The selection of valuation methods and procedures depends on clarifying the asset, property, or business interest to be appraised. Ambiguity regarding the subject of valuation often leads to confusion and conflicting opinions among appraisers/valuers.

Business Entity

When dealing with an incorporated entity, it's important to be able to identify the entity using trade registrations to differentiate entities with similar business names. The geographic presence of the country make it subject to different laws and may affect the value of a specific business interest.

If business is not incorporated entity but some other form or structure, the form as well as the name must be specified. Some of the most common forms of business organization are sole proprietorships, general and limited liability partnerships, and cooperatives. The entity’s structure gives rise to special legal or tax considerations, and may have different implications on the interest being valued.

Specific Business Interest

There are two main inquiries when defining a particular business interest: Should the valuation be of assets or securities? If so, which assets or securities require valuation?

In the context mentioned above, "securities" refers to ownership interests like securities, debts, and partnership interests, rather than the direct ownership of the underlying assets of the business entity in question.

Assets versus Securities.

Equity interest implies an indirect ownership stake in a business, including all its assets and liabilities, both present, and potential. Direct ownership of assets and obligations is distinct from security or partnership ownership. In case of valuing security or partnership interest, it must be specified in the appraisal assignment. Similarly, for asset valuation, the specific assets and assumed liabilities must be identified. The analysis of security or partnership interest vs. business assets involves tax, legal, and financial factors that can affect the valuation considerably.

Equity Interests.

When valuing a partial interest in an entity, it is crucial to consider its proportionate relationship to the whole. If the entity has multiple classes of security, the appraisal assignment should specify the class being appraised. If only a part of the entity (like a division or branch) is to be appraised, it's important to clearly state which aspects are included in the appraisal.

Equity or Invested Capital.

Until it is determined which elements of equity and debt are included, the term "value of the business" remains ambiguous. In a corporation, equity refers to ownership represented by security, but if there are multiple classes of security, the combined value of all classes is typically referred to as equity. A statement specifying which class of equity is represented should be included for multiclass capital structures. In a partnership, equity is represented by partners' capital, and for multiclass partnerships, a statement specifying the represented class or classes of partnership interests is necessary. In a sole proprietorship, equity refers to the owner's interest.

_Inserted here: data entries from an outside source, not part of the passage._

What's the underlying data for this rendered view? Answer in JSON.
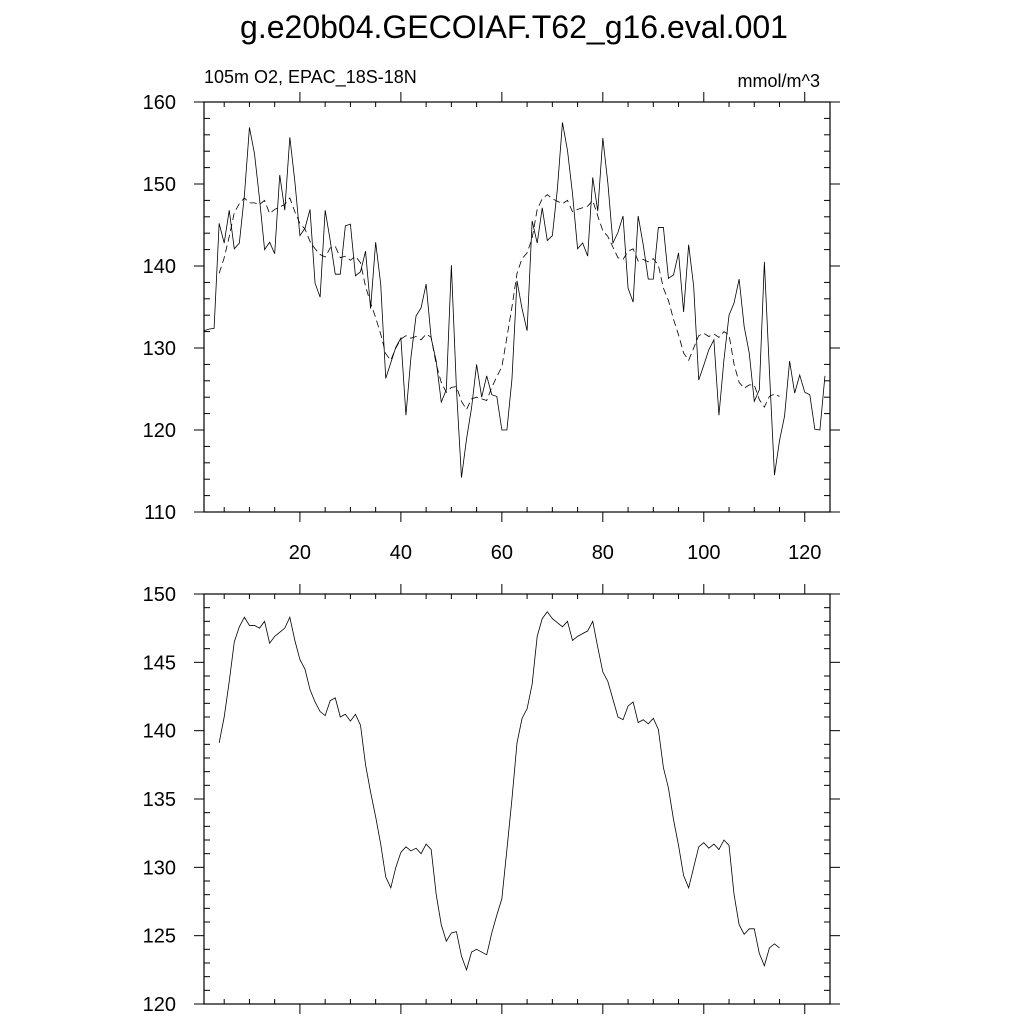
{
  "title": "g.e20b04.GECOIAF.T62_g16.eval.001",
  "chart_data": [
    {
      "type": "line",
      "left_label": "105m O2, EPAC_18S-18N",
      "right_label": "mmol/m^3",
      "xlim": [
        1,
        125
      ],
      "ylim": [
        110,
        160
      ],
      "x_ticks": [
        20,
        40,
        60,
        80,
        100,
        120
      ],
      "x_tick_labels": [
        "20",
        "40",
        "60",
        "80",
        "100",
        "120"
      ],
      "y_ticks": [
        110,
        120,
        130,
        140,
        150,
        160
      ],
      "y_tick_labels": [
        "110",
        "120",
        "130",
        "140",
        "150",
        "160"
      ],
      "grid": false,
      "series": [
        {
          "style": "solid",
          "x_start": 1,
          "values": [
            132.1,
            132.3,
            132.4,
            145.2,
            142.8,
            146.8,
            142.1,
            142.8,
            148.6,
            156.9,
            153.7,
            148.2,
            142.0,
            142.9,
            141.5,
            151.1,
            146.8,
            155.7,
            150.3,
            143.7,
            144.6,
            146.9,
            137.9,
            136.2,
            146.8,
            143.1,
            139.0,
            139.0,
            144.9,
            145.1,
            138.8,
            139.3,
            141.8,
            134.8,
            142.9,
            137.8,
            126.3,
            128.2,
            130.1,
            131.2,
            121.8,
            128.9,
            133.9,
            134.9,
            137.8,
            131.2,
            128.4,
            123.4,
            124.9,
            140.1,
            125.1,
            114.2,
            118.9,
            122.7,
            128.0,
            124.0,
            126.6,
            124.3,
            124.1,
            120.0,
            120.0,
            126.2,
            138.2,
            134.8,
            132.1,
            145.5,
            142.8,
            147.1,
            143.1,
            143.7,
            149.4,
            157.5,
            154.1,
            148.8,
            142.1,
            142.8,
            141.2,
            150.8,
            146.7,
            155.6,
            150.1,
            142.8,
            144.1,
            146.1,
            137.3,
            135.6,
            146.1,
            142.6,
            138.4,
            138.4,
            144.7,
            144.7,
            138.5,
            138.9,
            141.6,
            134.4,
            142.6,
            137.5,
            126.1,
            127.9,
            129.8,
            131.0,
            121.8,
            128.6,
            134.0,
            135.5,
            138.4,
            132.6,
            129.4,
            123.5,
            124.9,
            140.5,
            127.2,
            114.5,
            118.7,
            121.7,
            128.4,
            124.5,
            126.7,
            124.6,
            124.3,
            120.1,
            120.0,
            126.6
          ]
        },
        {
          "style": "dashed",
          "x_start": 4,
          "values": [
            139.1,
            141.0,
            143.6,
            146.5,
            147.6,
            148.3,
            147.7,
            147.7,
            147.5,
            148.0,
            146.4,
            146.9,
            147.2,
            147.5,
            148.3,
            146.6,
            145.2,
            144.5,
            143.0,
            142.1,
            141.4,
            141.1,
            142.2,
            142.4,
            141.0,
            141.2,
            140.7,
            141.2,
            140.4,
            137.5,
            135.5,
            133.7,
            131.7,
            129.3,
            128.5,
            130.0,
            131.1,
            131.5,
            131.2,
            131.4,
            131.0,
            131.7,
            131.3,
            128.0,
            125.8,
            124.6,
            125.2,
            125.3,
            123.5,
            122.5,
            123.8,
            124.0,
            123.8,
            123.6,
            125.2,
            126.5,
            127.7,
            131.3,
            135.0,
            139.1,
            140.9,
            141.6,
            143.4,
            146.9,
            148.2,
            148.7,
            148.2,
            147.9,
            147.6,
            148.0,
            146.6,
            146.9,
            147.1,
            147.3,
            148.0,
            146.1,
            144.3,
            143.6,
            142.3,
            141.0,
            140.8,
            141.8,
            142.1,
            140.6,
            140.8,
            140.5,
            140.9,
            140.1,
            137.3,
            135.8,
            133.5,
            131.6,
            129.4,
            128.5,
            130.0,
            131.5,
            131.8,
            131.4,
            131.7,
            131.3,
            132.0,
            131.6,
            128.0,
            125.8,
            125.1,
            125.5,
            125.5,
            123.7,
            122.8,
            124.1,
            124.4,
            124.1
          ]
        }
      ]
    },
    {
      "type": "line",
      "xlim": [
        1,
        125
      ],
      "ylim": [
        120,
        150
      ],
      "x_ticks": [
        20,
        40,
        60,
        80,
        100,
        120
      ],
      "y_ticks": [
        120,
        125,
        130,
        135,
        140,
        145,
        150
      ],
      "y_tick_labels": [
        "120",
        "125",
        "130",
        "135",
        "140",
        "145",
        "150"
      ],
      "grid": false,
      "series": [
        {
          "style": "solid",
          "x_start": 4,
          "values": [
            139.1,
            141.0,
            143.6,
            146.5,
            147.6,
            148.3,
            147.7,
            147.7,
            147.5,
            148.0,
            146.4,
            146.9,
            147.2,
            147.5,
            148.3,
            146.6,
            145.2,
            144.5,
            143.0,
            142.1,
            141.4,
            141.1,
            142.2,
            142.4,
            141.0,
            141.2,
            140.7,
            141.2,
            140.4,
            137.5,
            135.5,
            133.7,
            131.7,
            129.3,
            128.5,
            130.0,
            131.1,
            131.5,
            131.2,
            131.4,
            131.0,
            131.7,
            131.3,
            128.0,
            125.8,
            124.6,
            125.2,
            125.3,
            123.5,
            122.5,
            123.8,
            124.0,
            123.8,
            123.6,
            125.2,
            126.5,
            127.7,
            131.3,
            135.0,
            139.1,
            140.9,
            141.6,
            143.4,
            146.9,
            148.2,
            148.7,
            148.2,
            147.9,
            147.6,
            148.0,
            146.6,
            146.9,
            147.1,
            147.3,
            148.0,
            146.1,
            144.3,
            143.6,
            142.3,
            141.0,
            140.8,
            141.8,
            142.1,
            140.6,
            140.8,
            140.5,
            140.9,
            140.1,
            137.3,
            135.8,
            133.5,
            131.6,
            129.4,
            128.5,
            130.0,
            131.5,
            131.8,
            131.4,
            131.7,
            131.3,
            132.0,
            131.6,
            128.0,
            125.8,
            125.1,
            125.5,
            125.5,
            123.7,
            122.8,
            124.1,
            124.4,
            124.1
          ]
        }
      ]
    }
  ]
}
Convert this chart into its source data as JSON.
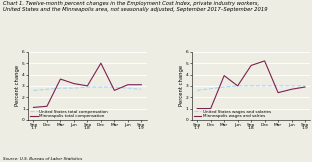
{
  "title_line1": "Chart 1. Twelve-month percent changes in the Employment Cost Index, private industry workers,",
  "title_line2": "United States and the Minneapolis area, not seasonally adjusted, September 2017–September 2019",
  "source": "Source: U.S. Bureau of Labor Statistics",
  "left": {
    "ylabel": "Percent change",
    "ylim": [
      0.0,
      6.0
    ],
    "yticks": [
      0.0,
      1.0,
      2.0,
      3.0,
      4.0,
      5.0,
      6.0
    ],
    "xtick_labels": [
      "Sep\n'17",
      "Dec",
      "Mar",
      "Jun",
      "Sep\n'18",
      "Dec",
      "Mar",
      "Jun",
      "Sep\n'19"
    ],
    "us_data": [
      2.6,
      2.7,
      2.8,
      2.8,
      2.9,
      2.9,
      2.9,
      2.8,
      2.7
    ],
    "mpls_data": [
      1.1,
      1.2,
      3.6,
      3.2,
      3.0,
      5.0,
      2.6,
      3.1,
      3.1
    ],
    "us_label": "United States total compensation",
    "mpls_label": "Minneapolis total compensation",
    "us_color": "#aad4f0",
    "mpls_color": "#7B2252"
  },
  "right": {
    "ylabel": "Percent change",
    "ylim": [
      0.0,
      6.0
    ],
    "yticks": [
      0.0,
      1.0,
      2.0,
      3.0,
      4.0,
      5.0,
      6.0
    ],
    "xtick_labels": [
      "Sep\n'17",
      "Dec",
      "Mar",
      "Jun",
      "Sep\n'18",
      "Dec",
      "Mar",
      "Jun",
      "Sep\n'19"
    ],
    "us_data": [
      2.6,
      2.75,
      2.9,
      3.0,
      3.0,
      3.0,
      3.0,
      3.0,
      3.0
    ],
    "mpls_data": [
      1.0,
      1.0,
      3.9,
      3.0,
      4.8,
      5.2,
      2.4,
      2.7,
      2.9
    ],
    "us_label": "United States wages and salaries",
    "mpls_label": "Minneapolis wages and salries",
    "us_color": "#aad4f0",
    "mpls_color": "#7B2252"
  },
  "bg_color": "#eeede3",
  "plot_bg": "#eeede3",
  "grid_color": "#ffffff",
  "title_fontsize": 3.8,
  "label_fontsize": 3.8,
  "tick_fontsize": 3.2,
  "legend_fontsize": 3.0,
  "source_fontsize": 3.0
}
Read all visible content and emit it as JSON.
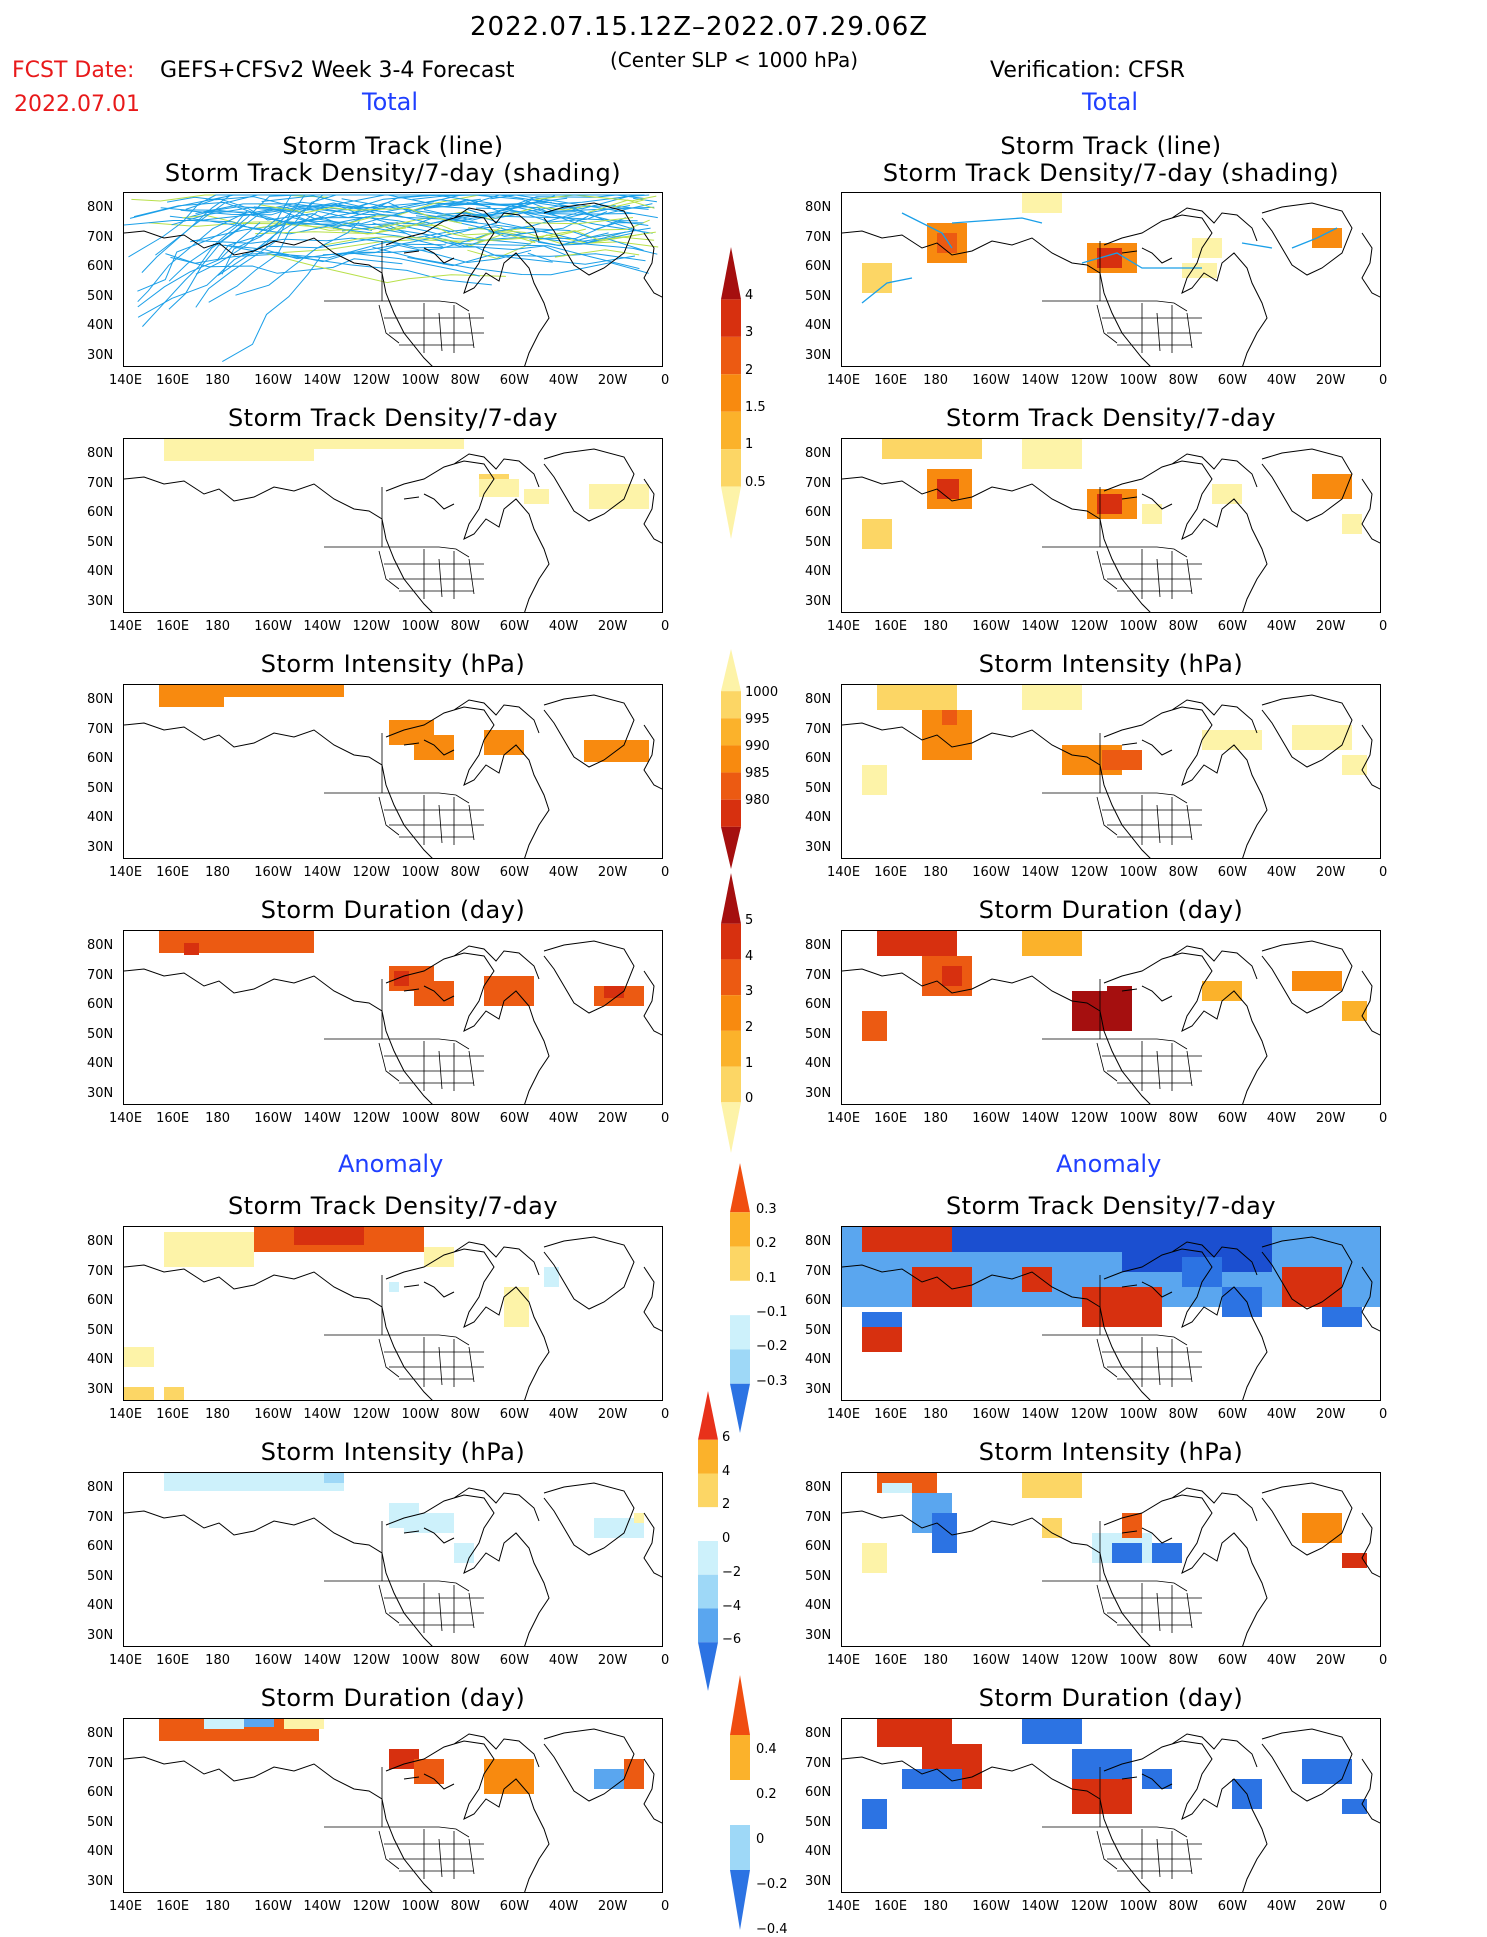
{
  "header": {
    "date_range": "2022.07.15.12Z–2022.07.29.06Z",
    "fcst_label": "FCST Date:",
    "fcst_date": "2022.07.01",
    "model": "GEFS+CFSv2 Week 3-4 Forecast",
    "criterion": "(Center SLP < 1000 hPa)",
    "verification": "Verification: CFSR"
  },
  "sections": {
    "total": "Total",
    "anomaly": "Anomaly"
  },
  "panel_titles": {
    "track_line": "Storm Track (line)",
    "track_density_shading": "Storm Track Density/7-day (shading)",
    "track_density": "Storm Track Density/7-day",
    "intensity": "Storm Intensity (hPa)",
    "duration": "Storm Duration (day)"
  },
  "axes": {
    "lat_labels": [
      "80N",
      "70N",
      "60N",
      "50N",
      "40N",
      "30N"
    ],
    "lon_labels": [
      "140E",
      "160E",
      "180",
      "160W",
      "140W",
      "120W",
      "100W",
      "80W",
      "60W",
      "40W",
      "20W",
      "0"
    ]
  },
  "colorbars": {
    "density_total": [
      "4",
      "3",
      "2",
      "1.5",
      "1",
      "0.5"
    ],
    "intensity_total": [
      "1000",
      "995",
      "990",
      "985",
      "980"
    ],
    "duration_total": [
      "5",
      "4",
      "3",
      "2",
      "1",
      "0"
    ],
    "density_anom": [
      "0.3",
      "0.2",
      "0.1",
      "−0.1",
      "−0.2",
      "−0.3"
    ],
    "intensity_anom": [
      "6",
      "4",
      "2",
      "0",
      "−2",
      "−4",
      "−6"
    ],
    "duration_anom": [
      "0.4",
      "0.2",
      "0",
      "−0.2",
      "−0.4"
    ]
  },
  "palette": {
    "warm": [
      "#fdf3a8",
      "#fcd665",
      "#fbb22b",
      "#f88a0f",
      "#ec5a12",
      "#d7300f",
      "#a50f0f"
    ],
    "cool": [
      "#cdf1fb",
      "#9ed8f7",
      "#5aa6ef",
      "#2c73e3",
      "#1b4fd0"
    ],
    "track_line": "#1a9fe8",
    "section_text": "#1f3fff",
    "fcst_text": "#e8191a"
  }
}
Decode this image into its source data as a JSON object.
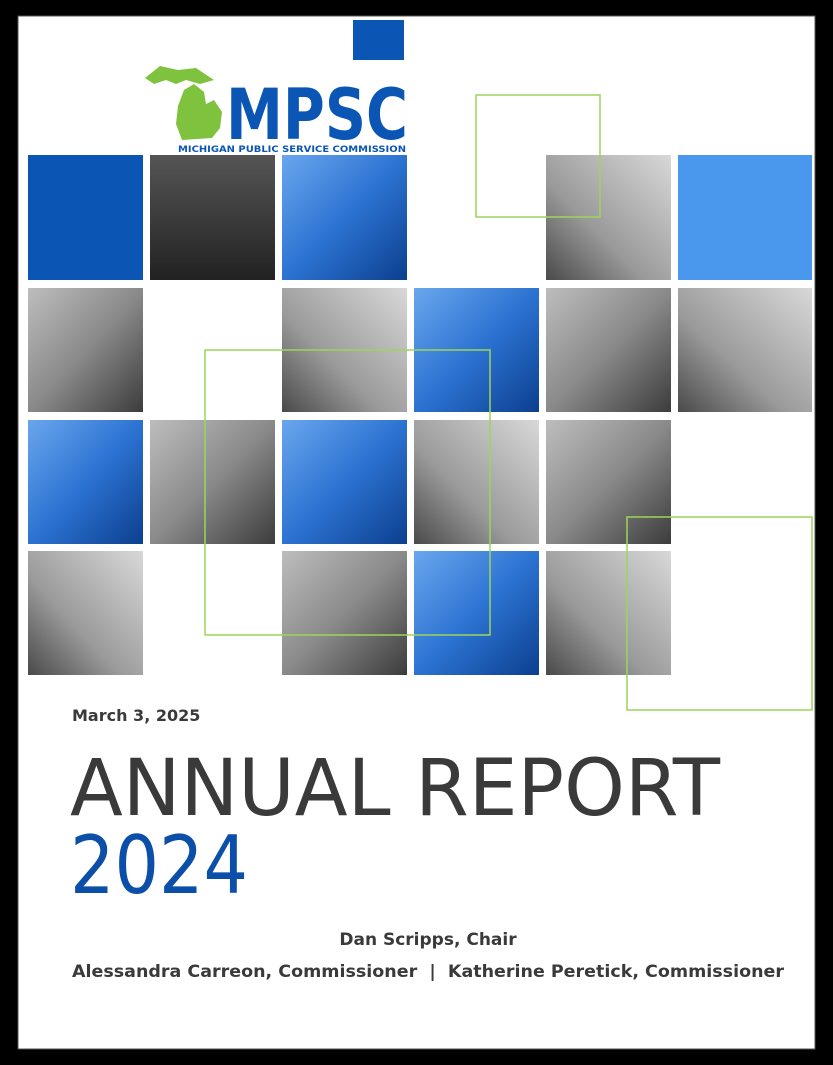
{
  "logo": {
    "acronym": "MPSC",
    "name": "MICHIGAN PUBLIC SERVICE COMMISSION"
  },
  "date": "March 3, 2025",
  "title": "ANNUAL REPORT",
  "year": "2024",
  "chair": "Dan Scripps, Chair",
  "commissioners": "Alessandra Carreon, Commissioner  |  Katherine Peretick, Commissioner"
}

Invested capital's definition is not always clear, and a definition should be provided in the valuation context. Invested capital usually refers to all equity and interest-bearing debt, short or long-term, but some analysts only include long-term debt. Investment bankers may exclude a company's cash when assessing invested capital's value. To avoid confusion, it is essential to define precisely what is and is not included in the valuation.

Enterprise Value.

Unfortunately, the term enterprise value is used very casually in business valuations. It is generally used to represent some sort of aggregate value of the company and often used for market value of invested capital (MVIC). However, enterprise value could mean aggregate value of minority stock, value of either all common equity or all equity on a control basis, value of all invested capital, value of some portion (or all) of the assets, or something else.

Thus, users of valuation appraisal report is referred to enterprise value, it is best not to assume any definition, but to make an attempt to identify the definition intended by the appraiser / valuer. It is important that valuer should also spell out the intended definition of enterprise value.

To accurately appraise a business, it is important to define the entity and its specific business interest. The specific business interest should be defined by determining whether the valuation is of assets or securities and identifying which assets or securities are to be valued. In the case of a partial interest in an entity, the proportionate relationship of the partial interest to the whole is important, and if there is more than one class of security or partnership interest, the class being appraised must be stated. Equity means the ownership interest, and invested capital should be clearly defined. Enterprise value is a term that is often used ambiguously, so its meaning should be carefully defined in the given valuation context.